無邪気で子どもっぽい面も
天真爛漫という言葉は、子どもに対して使われることも珍しくありません。そのため「子どものように無邪気な性格」という意味で天真爛漫といわれる人も。
素直な性格の人には無邪気なところがあり、感情をストレートに表現するため思ったことが顔に出やすいのが特徴です。うれしいときには満面の笑みを浮かべたり、不満があるときには顔をしかめたりする場面もあるでしょう。さまざまなものに興味を持つ好奇心旺盛な人も、天真爛漫な性格と言われがちです。そのとき思ったままに行動する面があるため、気分屋だと思われてしまうこともあります。
天真爛漫の使い方をチェック
天真爛漫という表現は、主に人の性格などを褒めるときに使われています。具体的な使い方や、周囲の人に対して使う上での注意点を確認しましょう。
「素直」「無邪気」などを意味する褒め言葉
天真爛漫には、素直や屈託がないという意味があるため、相手の性格を褒める言葉として使われています。元気で無邪気な子どもや、明るい性格の人に使われることが多いでしょう。「天真爛漫な人ですね」とは、「素直な性格ですね」「飾らない人ですね」というポジティブな意味合いを表しています。会話の流れや文脈にもよりますが、基本的には相手にも好意的に受け取られるでしょう。

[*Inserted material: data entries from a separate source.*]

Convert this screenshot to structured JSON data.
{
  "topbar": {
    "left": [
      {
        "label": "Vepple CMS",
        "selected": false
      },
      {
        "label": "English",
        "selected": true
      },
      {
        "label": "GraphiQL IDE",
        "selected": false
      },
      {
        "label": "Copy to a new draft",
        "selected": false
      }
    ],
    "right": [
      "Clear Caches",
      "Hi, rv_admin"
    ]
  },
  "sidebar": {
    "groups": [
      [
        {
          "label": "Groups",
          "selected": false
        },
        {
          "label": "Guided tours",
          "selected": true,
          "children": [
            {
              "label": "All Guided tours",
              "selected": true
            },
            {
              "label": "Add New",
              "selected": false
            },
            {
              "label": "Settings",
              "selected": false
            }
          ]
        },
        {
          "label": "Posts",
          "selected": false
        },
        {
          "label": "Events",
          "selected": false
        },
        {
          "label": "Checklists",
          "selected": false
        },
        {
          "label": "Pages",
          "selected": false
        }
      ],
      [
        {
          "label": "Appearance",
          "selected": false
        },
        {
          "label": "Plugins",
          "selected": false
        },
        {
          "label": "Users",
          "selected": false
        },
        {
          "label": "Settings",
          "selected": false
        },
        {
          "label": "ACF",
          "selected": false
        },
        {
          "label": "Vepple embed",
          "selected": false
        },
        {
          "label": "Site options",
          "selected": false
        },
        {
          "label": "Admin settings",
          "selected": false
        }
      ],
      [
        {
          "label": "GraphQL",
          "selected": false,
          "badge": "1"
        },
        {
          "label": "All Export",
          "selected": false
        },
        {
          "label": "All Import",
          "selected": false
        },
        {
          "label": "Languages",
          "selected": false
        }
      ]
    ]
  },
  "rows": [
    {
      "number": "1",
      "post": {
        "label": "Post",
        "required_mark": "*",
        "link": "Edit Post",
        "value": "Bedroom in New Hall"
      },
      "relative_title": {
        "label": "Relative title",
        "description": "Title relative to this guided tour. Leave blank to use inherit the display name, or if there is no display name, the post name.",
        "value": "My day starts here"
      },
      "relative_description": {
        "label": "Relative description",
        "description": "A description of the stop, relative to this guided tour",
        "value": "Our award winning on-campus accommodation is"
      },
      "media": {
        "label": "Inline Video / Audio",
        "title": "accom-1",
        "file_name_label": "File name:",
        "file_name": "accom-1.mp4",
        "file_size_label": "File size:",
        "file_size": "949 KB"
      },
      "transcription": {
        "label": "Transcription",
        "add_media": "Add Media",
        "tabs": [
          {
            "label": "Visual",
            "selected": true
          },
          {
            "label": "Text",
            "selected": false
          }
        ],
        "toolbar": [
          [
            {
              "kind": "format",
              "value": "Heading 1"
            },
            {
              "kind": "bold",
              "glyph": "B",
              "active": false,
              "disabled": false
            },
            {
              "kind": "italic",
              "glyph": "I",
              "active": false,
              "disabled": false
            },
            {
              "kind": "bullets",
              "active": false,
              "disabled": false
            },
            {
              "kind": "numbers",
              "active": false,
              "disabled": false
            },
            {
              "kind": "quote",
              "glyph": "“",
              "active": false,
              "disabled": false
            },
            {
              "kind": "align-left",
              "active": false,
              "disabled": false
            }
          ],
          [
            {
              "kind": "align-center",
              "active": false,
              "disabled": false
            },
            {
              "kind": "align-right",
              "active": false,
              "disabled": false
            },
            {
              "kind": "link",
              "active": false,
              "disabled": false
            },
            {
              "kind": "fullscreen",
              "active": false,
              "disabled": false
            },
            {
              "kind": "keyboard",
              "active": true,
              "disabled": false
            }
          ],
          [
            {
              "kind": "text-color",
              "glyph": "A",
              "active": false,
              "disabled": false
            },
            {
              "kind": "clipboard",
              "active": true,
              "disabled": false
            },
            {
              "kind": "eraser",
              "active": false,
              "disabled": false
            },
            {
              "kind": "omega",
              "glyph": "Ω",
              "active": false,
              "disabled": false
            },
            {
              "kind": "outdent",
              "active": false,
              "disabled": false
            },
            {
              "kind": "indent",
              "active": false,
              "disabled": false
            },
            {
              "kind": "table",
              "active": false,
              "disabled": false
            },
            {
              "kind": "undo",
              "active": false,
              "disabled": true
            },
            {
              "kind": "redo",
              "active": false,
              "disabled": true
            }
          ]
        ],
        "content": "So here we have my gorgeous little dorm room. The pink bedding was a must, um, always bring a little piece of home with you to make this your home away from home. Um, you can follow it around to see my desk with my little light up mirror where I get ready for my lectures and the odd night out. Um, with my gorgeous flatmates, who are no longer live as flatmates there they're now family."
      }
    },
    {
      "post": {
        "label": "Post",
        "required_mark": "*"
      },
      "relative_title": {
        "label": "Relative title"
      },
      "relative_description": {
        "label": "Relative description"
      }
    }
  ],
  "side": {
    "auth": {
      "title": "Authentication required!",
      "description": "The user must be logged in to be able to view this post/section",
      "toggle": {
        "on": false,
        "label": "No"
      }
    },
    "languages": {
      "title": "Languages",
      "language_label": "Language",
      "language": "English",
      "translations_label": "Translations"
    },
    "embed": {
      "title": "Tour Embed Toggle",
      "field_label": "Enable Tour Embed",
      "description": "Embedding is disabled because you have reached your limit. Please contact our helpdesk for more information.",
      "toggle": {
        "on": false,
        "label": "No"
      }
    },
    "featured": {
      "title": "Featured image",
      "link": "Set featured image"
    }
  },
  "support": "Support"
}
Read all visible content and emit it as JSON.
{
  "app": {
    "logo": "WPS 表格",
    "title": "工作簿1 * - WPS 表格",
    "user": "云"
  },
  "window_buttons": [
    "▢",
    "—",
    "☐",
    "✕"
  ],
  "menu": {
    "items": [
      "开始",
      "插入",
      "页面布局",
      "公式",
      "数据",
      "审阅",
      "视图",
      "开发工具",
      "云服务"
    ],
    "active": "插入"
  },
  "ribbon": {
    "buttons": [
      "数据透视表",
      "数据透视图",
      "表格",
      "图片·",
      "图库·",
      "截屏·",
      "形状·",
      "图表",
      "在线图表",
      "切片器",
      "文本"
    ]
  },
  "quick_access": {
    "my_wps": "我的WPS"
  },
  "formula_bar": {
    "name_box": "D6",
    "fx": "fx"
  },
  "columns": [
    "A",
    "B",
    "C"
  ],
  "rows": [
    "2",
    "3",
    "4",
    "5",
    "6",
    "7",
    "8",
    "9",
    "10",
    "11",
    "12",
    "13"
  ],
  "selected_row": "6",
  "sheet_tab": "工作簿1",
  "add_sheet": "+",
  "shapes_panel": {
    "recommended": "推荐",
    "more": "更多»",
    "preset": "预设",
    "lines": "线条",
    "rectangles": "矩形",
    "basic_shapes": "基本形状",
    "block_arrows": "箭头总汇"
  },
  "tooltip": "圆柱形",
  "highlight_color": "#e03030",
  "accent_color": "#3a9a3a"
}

しかし、天真爛漫には「無邪気」という意味もあるため、大人に対して用いると誤解される可能性があります。実際に使うときは「素直で天真爛漫ですね」「天真爛漫なところがある素敵な人」などと具体的に言ってみましょう。
悪い意味で使われるケースがあることに注意
天真爛漫は悪い意味を持つ言葉ではないものの、中には皮肉として捉える人もいます。天真爛漫という表現は、「世間知らず」「配慮に欠けている」といった意味をこめた悪口にもなり得ることに注意しましょう。
天真爛漫な人は、悪く言えば子どもっぽく自己主張が強い部分があるとも考えられます。そのため、周囲を振り回したり場の空気を考えずに行動したりする人を、あえて「天真爛漫」と表現する場合があるのです。友人との会話では問題ないかもしれませんが、それほど親しくない人に対して使うと皮肉だと思われてしまう恐れがあります。天真爛漫は褒め言葉ですが、使う場面には注意が必要です。
天真爛漫の類義語にはどのようなものがある?
天真爛漫は、素直や無邪気など複数の意味を持っている言葉です。似たような意味を表す四字熟語をいくつか紹介します。
「天衣無縫」
天衣無縫(てんいむほう)とは、「作為的なところがなく美しい様子」を表す四字熟語です。自然で無邪気という意味があることから、天真爛漫と似ていると考えられます。
天衣とは天人が身に付ける衣服を指しており、無縫とは縫い目がないことを表す言葉です。天人の着るものには針と糸で縫い合わせた跡がないことから、技巧的でなく自然で美しい様子や、完成されきった完全無欠なさまを意味しています。天衣無縫は、芸術作品などに対する褒め言葉にもなるのが大きな特徴です。人の性質だけでなく、ものを形容する言葉としても使えるのが天真爛漫との違いといえるでしょう。
「純真無垢」
純真無垢(じゅんしんむく)とは、文字通り「純粋で汚れのない様子」を表す言葉です。人を疑うような悪意がまったくない、無邪気な性質を表す点が天真爛漫と共通しています。純真無垢も人の性格を表現する言葉なので、素直で屈託のない性格に対する褒め言葉として用いられるのが一般的です。
同じような意味を持った言葉としては「純粋無垢」があり、こちらも天真爛漫の類語として使用されます。元気で明るいイメージもある天真爛漫に比べて、純真無垢という言葉では誰かを陥れようとは考えない邪心のなさがより強く表されています。清らかで純粋な性格を意味するため、純真な子どもや素直な性格の人に使うとよいでしょう。
「明朗闊達」
明朗闊達(めいろうかったつ)とは、明るくて小さなことにはこだわらないさまを指す言葉で、ポジティブな意味合いが天真爛漫と共通しています。明朗とは字のごとく明るく朗らかな性質を表しており、闊達は心が広くスケールが大きい様子を意味する言葉です。
くよくよ悩んだり考えすぎたりしない性質を表現した言葉なので、「気持ちのよい性格をしている」という褒め言葉になります。前向きでハツラツとした人に使うとよいでしょう。前向きな性格を表すところが天真爛漫と似ていますが、明朗闊達に子どもっぽいという意味は含まれていません。あくまでも、明るく心が大きい人に対して使われる言葉であることを意識しておきましょう。